Mais Rivlin s’est également empêtré dans des conflits politiques lorsqu’il a tenté de défendre le système d’application de la loi israélien et d’autres institutions publiques contre les attaques de Netanyahu et de ses alliés, s’attirant la fureur de l’ancien Premier ministre et de son Premier ministre.

Herzog, en revanche, a pris la décision consciente, dès le premier jour, d’éviter tout conflit avec les acteurs politiques, y compris Netanyahu, et a utilisé sa chaire pour tenter de faire baisser la température du discours politique en essayant de s’adresser à tout le monde. C’est un luxe que Rivlin n’a pas eu.

Le président Reuven Rivlin (à droite) avec son successeur Issac Herzog et la femme de Herzog, Michael. (Crédit : Kobi Gideon / GPO)

« Pendant la présidence de Rivlin, Netanyahu avait une majorité claire et le mandat a été marqué par un grand nombre de disputes entre lui et Netanyahu, ce qui a jeté une ombre sur ses tentatives de construire l’unité au sein du peuple », a déclaré Duvdevani. « Herzog, en revanche, sert aux côtés d’un gouvernement, comme nous n’en avons jamais vu auparavant. Herzog est coordonné avec eux et est l’expression de la position consensuelle entre les différentes parties qui composent le gouvernement. »
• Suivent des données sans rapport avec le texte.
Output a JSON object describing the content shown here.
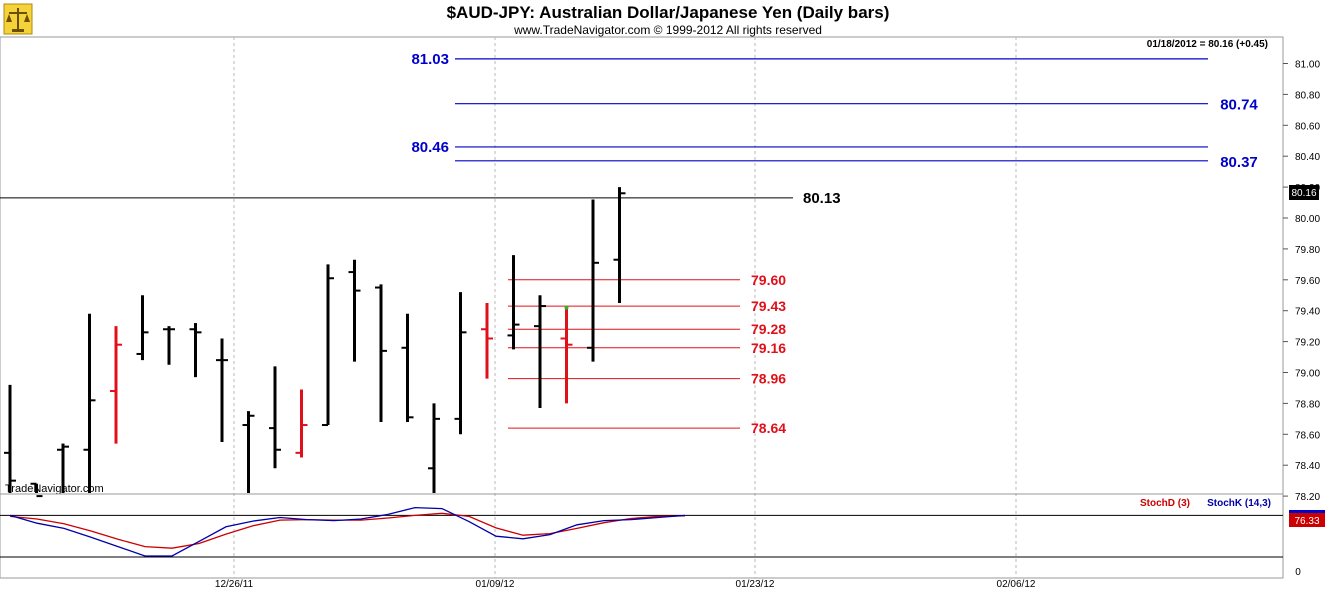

Néanmoins, ses appels à la civilité ont quelque chose de difficile, le pays restant largement divisé politiquement au lendemain de quatre tours d’élections.

Les partisans de Netanyahu continuent de fulminer contre l’éviction du Likud du pouvoir et de nombreuses personnes à droite de l’échiquier politique considèrent Bennett, dont le parti n’a que six sièges et dont la coalition repose sur le soutien de nombreux ennemis traditionnels de la droite, comme un Premier ministre illégitime.

Malgré toute son acuité politique et diplomatique, les paroles de Herzog ont peu d’effet sur la droite lésée. Mais en décidant d’allumer une bougie de Hanoukka à Hébron, le président a trouvé le moyen, même si ce n’était que pour un instant, de leur faire goûter autre chose que l’amertume.